Calytrix mimiana

Scientific classification
- Kingdom: Plantae
- Clade: Tracheophytes
- Clade: Angiosperms
- Clade: Eudicots
- Clade: Rosids
- Order: Myrtales
- Family: Myrtaceae
- Genus: Calytrix
- Species: C. mimiana
- Binomial name: Calytrix mimiana (F.Muell.) Benth.

= Calytrix mimiana =

- Genus: Calytrix
- Species: mimiana
- Authority: (F.Muell.) Benth.

Species of flowering plant

Calytrix mimiana is a species of flowering plant in the myrtle family Myrtaceae and is endemic to the Northern Territory. It is a glabrous shrub with linear to narrowly lance-shaped leaves with the narrower end towards the base, deep pink to pinkish-mauve flowers, and about 35 to 40 white stamens in several rows, that turn pinkish as they age.

==Description==
Calytrix mimiana is a glabrous shrub that typically grows to a height of up to 1.5 m. Its leaves are linear to narrowly lance-shaped, 3–10 mm long and 0.5–0.8 mm wide with the narrower end towards the base on a petiole 0.5–1 mm long. There are stipules up to 0.4 mm long at the base of the petiole. The flowers are borne in clusters on a peduncle 0.5–1 mm long with narrowly lance-shaped bracteoles 3.5–6 mm long. The floral tube is free from the style, 6.5–8 mm long and has eight to ten ribs. The sepals are fused at the base, with egg-shaped lobes 1.0–1.25 mm long and 0.8–1 mm wide, the awn up to 7 mm long. The petals are deep pink to pinkish-mauve, elliptic to lance-shaped, 4.5–6.0 mm long and 1.75–2.5 mm wide, and there are about 30 to 35 white stamens that become pinkish after the flowers open. Flowering occurs from January to July.

==Taxonomy==
Calytrix mimiana was first formally described in 1980 by Lyndley Craven in the journal Brunonia from specimens he collected near the Caranbirini Waterhole in 1977.
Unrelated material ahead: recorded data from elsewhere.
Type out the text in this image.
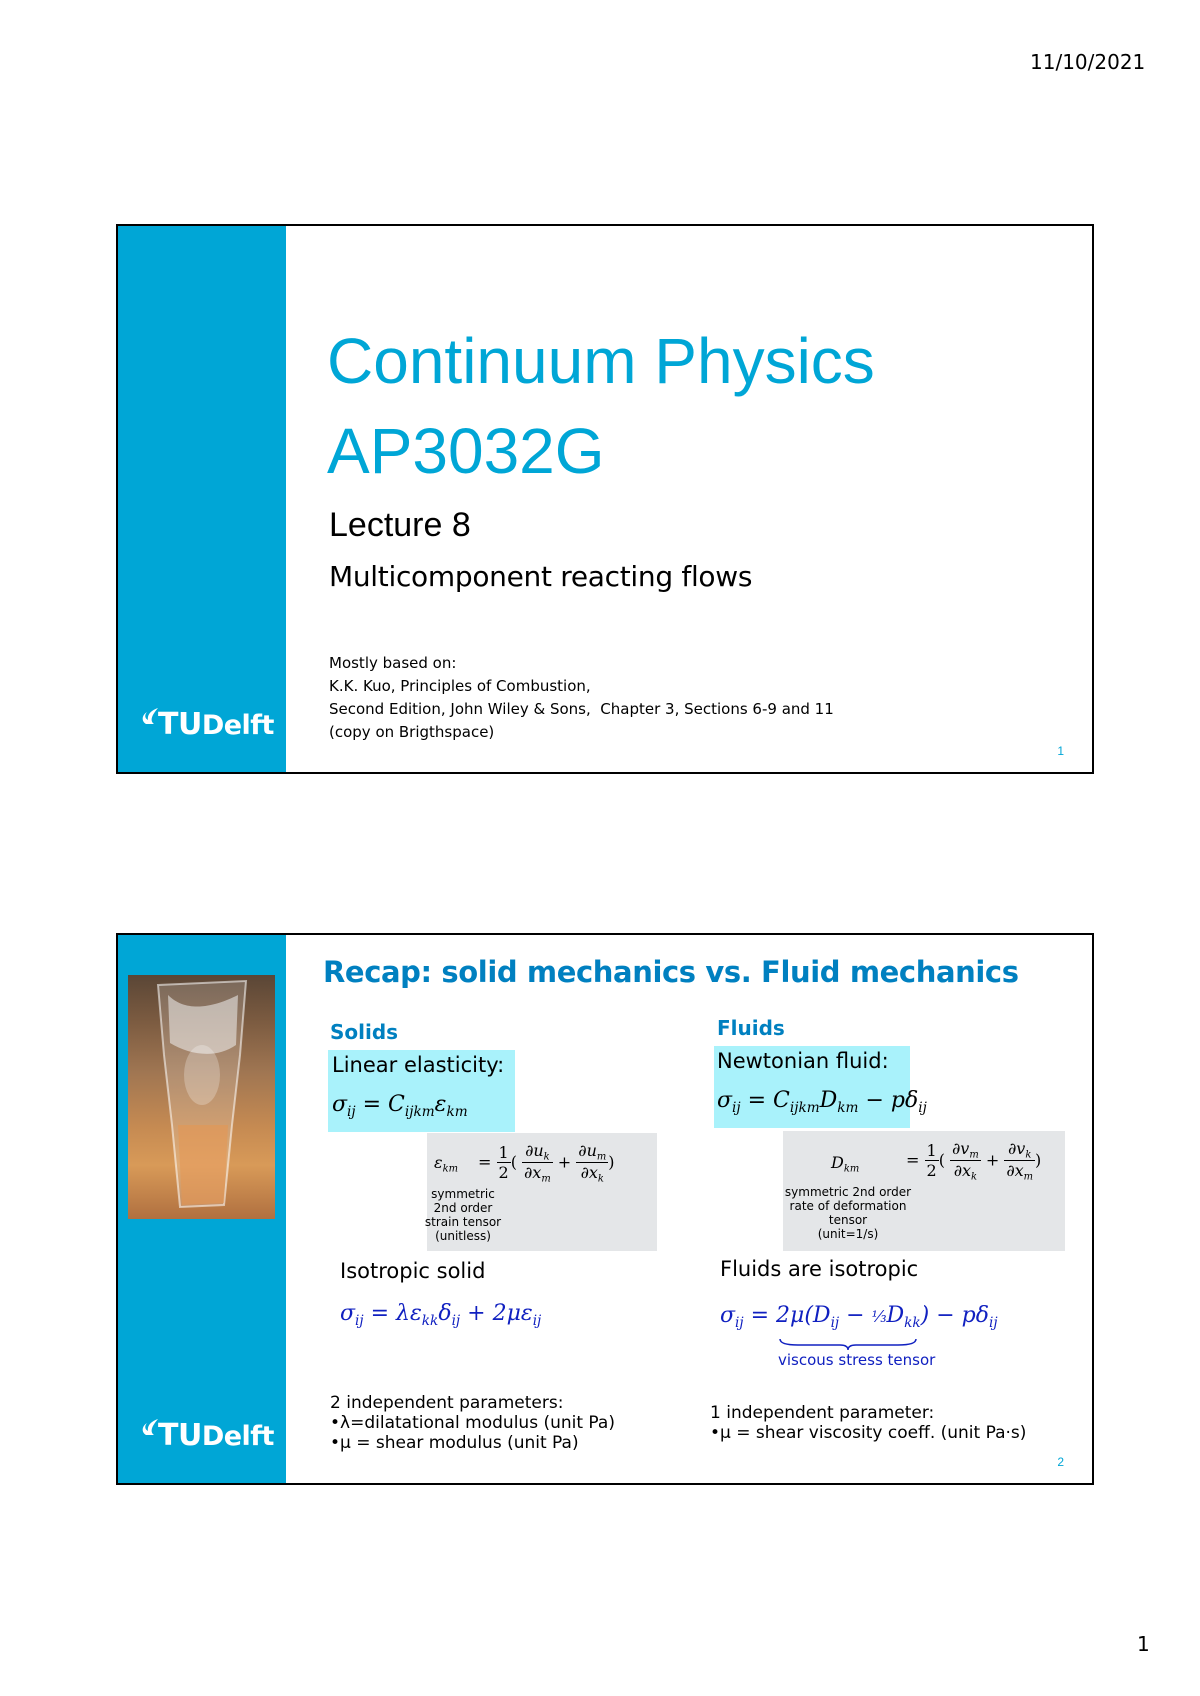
11/10/2021
TUDelft
Continuum Physics
AP3032G
Lecture 8
Multicomponent reacting flows
Mostly based on:
K.K. Kuo, Principles of Combustion,
Second Edition, John Wiley & Sons,  Chapter 3, Sections 6-9 and 11
(copy on Brigthspace)
1
TUDelft
Recap: solid mechanics vs. Fluid mechanics
Solids
Linear elasticity:
$\sigma_{ij} = C_{ijkm}\varepsilon_{km}$
$\varepsilon_{km} = \frac{1}{2}$ ( $\frac{\partial u_k}{\partial x_m} + \frac{\partial u_m}{\partial x_k}$ )
symmetric
2nd order
strain tensor
(unitless)
Isotropic solid
$\sigma_{ij} = \lambda\varepsilon_{kk}\delta_{ij} + 2\mu\varepsilon_{ij}$
2 independent parameters:
•λ=dilatational modulus (unit Pa)
•μ = shear modulus (unit Pa)
Fluids
Newtonian fluid:
$\sigma_{ij} = C_{ijkm}D_{km} - p\delta_{ij}$
$D_{km}$	= $\frac{1}{2}$ ( $\frac{\partial v_m}{\partial x_k} + \frac{\partial v_k}{\partial x_m}$ )
symmetric 2nd order
rate of deformation
tensor
(unit=1/s)
Fluids are isotropic
$\sigma_{ij} = 2\mu(D_{ij}$ − $\frac{1}{3}D_{kk}) - p\delta_{ij}$
viscous stress tensor
1 independent parameter:
•μ = shear viscosity coeff. (unit Pa·s)
2
1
==Distribution and habitat==
This species of Calytrix grows in crevices on a sandstone escarpment in the McArthur River district in the Gulf Fall and Uplands bioregion of the Northern Territory.

==Conservation status==
Calytrix mimiana is listed as of "near threatened" under the Territory Parks and Wildlife Conservation Act.